# Stanley SweetHeart 750 Series Socket Chisel



## SSG (Sep 11, 2012)

I have been searching high and low looking for good chisels, not easy while I was living on the west coast. Family members always telling me that I should just get a set of Buck Bros, I bought them and obviously did not like them. I waited until I moved to West Virgina, and I did a lot of shopping at old antique stores along the way. I was very disappointed in selection of tools at these places. Honestly I found mostly junk, the good stuff most likely has already been purchased. I read the Popular Woodworking Hand Tool Essentials and in chapter 2 it gives an really nice shopping list of hand tools to purchase. This was written by Christopher Schwarz, judging by the price he expected to pay it was a long time ago. He suggested paying no more than $4 for a used chisel and $7-$11 for a new one, What is fair today? Seeing that finding these 750 Series chisels are kinda limited to new ones sold by Stanley, Lie Nelsen, or Blue Spruce, or others, whats the best alternative? I have purchased a few of the new sweetheart 750 and found the backs to be a little difficult to flatten but not as bad as it could have been. But is the new metal any different than the older metals?? I have not seen any documentation saying the Stanley Chisels are made from A2 tool steel, however they seem pretty sturdy. I have always believed you get what you pay for, and I have not been disappointed in Lie Nielsen hand planes. However is $340 for 5 chisels worth it? $570 for 9?? I have not had much luck finding Mortise Chisels at all. But I have become very discouraged and I am contemplating to buy new and forget about the actions, antique stores, flea markets. How much time on average does one take to find the right tool?


----------



## ShaneA (Apr 15, 2011)

Quite a few people on here love the new SW 750 chisels. I recently purchased some Ashley Isles chisels, and have been happy. Not budget busting, kind of mid range option. So many choices…two cherries, lee valley, vintage, japanese, on and on.


----------



## dkirtley (Mar 11, 2010)

From all reports, the ones you mention for new are nice chisels but expensive.

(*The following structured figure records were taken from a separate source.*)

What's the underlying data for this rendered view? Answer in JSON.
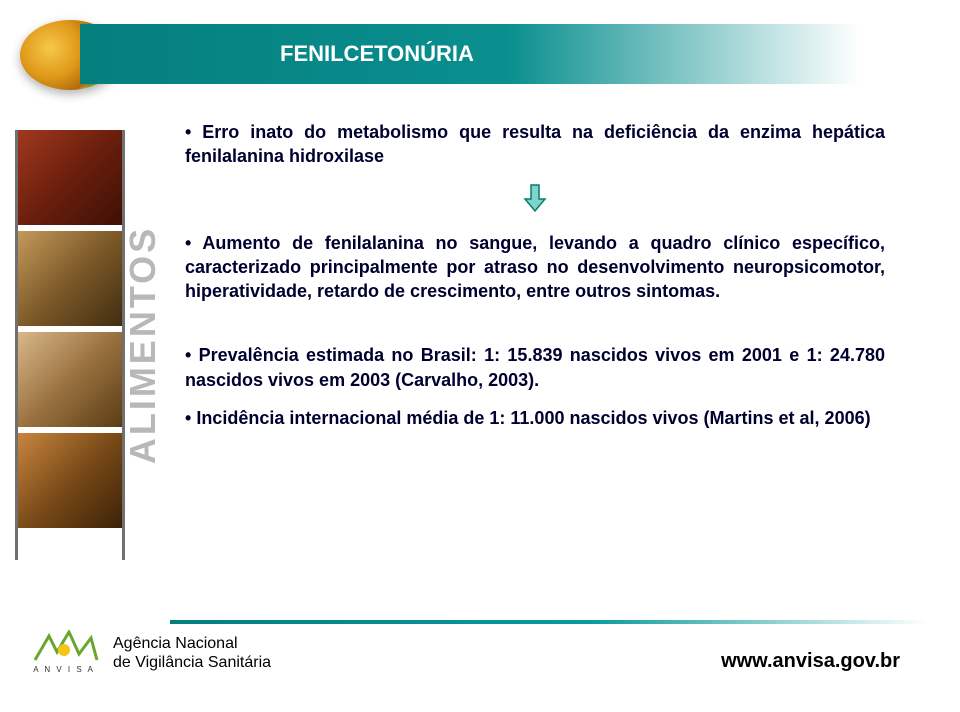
{
  "header": {
    "title": "FENILCETONÚRIA",
    "bar_gradient_from": "#057e7e",
    "bar_gradient_to": "#ffffff",
    "title_color": "#ffffff"
  },
  "sidebar": {
    "label": "ALIMENTOS",
    "label_color": "#b8b8b8"
  },
  "content": {
    "text_color": "#000030",
    "font_weight": "bold",
    "bullets": [
      "Erro inato do metabolismo que resulta na deficiência da enzima hepática fenilalanina hidroxilase",
      "Aumento de fenilalanina no sangue, levando a quadro clínico específico, caracterizado principalmente por atraso no desenvolvimento neuropsicomotor, hiperatividade, retardo de crescimento, entre outros sintomas.",
      "Prevalência estimada no Brasil: 1: 15.839 nascidos vivos em 2001 e 1: 24.780 nascidos vivos em 2003 (Carvalho, 2003).",
      "Incidência internacional média de 1: 11.000 nascidos vivos (Martins et al, 2006)"
    ],
    "arrow_color_fill": "#7fd4c8",
    "arrow_color_stroke": "#0a7a6e",
    "arrow_after_index": 0
  },
  "footer": {
    "agency_line1": "Agência Nacional",
    "agency_line2": "de Vigilância Sanitária",
    "logo_text": "A N V I S A",
    "logo_green": "#6aa52d",
    "logo_yellow": "#f5c518",
    "url": "www.anvisa.gov.br",
    "separator_color": "#057e7e"
  }
}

If price is an issue, I think the best option if you are coming up empty is to contact one of the usual used tool pushers and have them make up a harlequin set of good vintage users.

Also, I have been happy with my cheap Japanese chisels from Grizzly. I really don't think that there is a better bargain for a pretty good chisel set for not too much money - $15 each for the 10 pc set. No, they are not hand forged masterpieces but quite nice.


----------



## Smile_n_Nod (Jan 20, 2011)

I've had good results with the Stanley FatMax chisels with the yellow/black handles made of clear plastic and rubber, with a steel strike plate. They don't look like traditional woodworking chisels, but they hold an edge well and worked great for chopping mortises for my SYP bench.


----------



## Smitty_Cabinetshop (Mar 26, 2011)

You can get the full set of SW750 re-issues for around $200. Not A2 steel, but in my experience they're holding an edge very well. Leather roll is a nice touch, too.


----------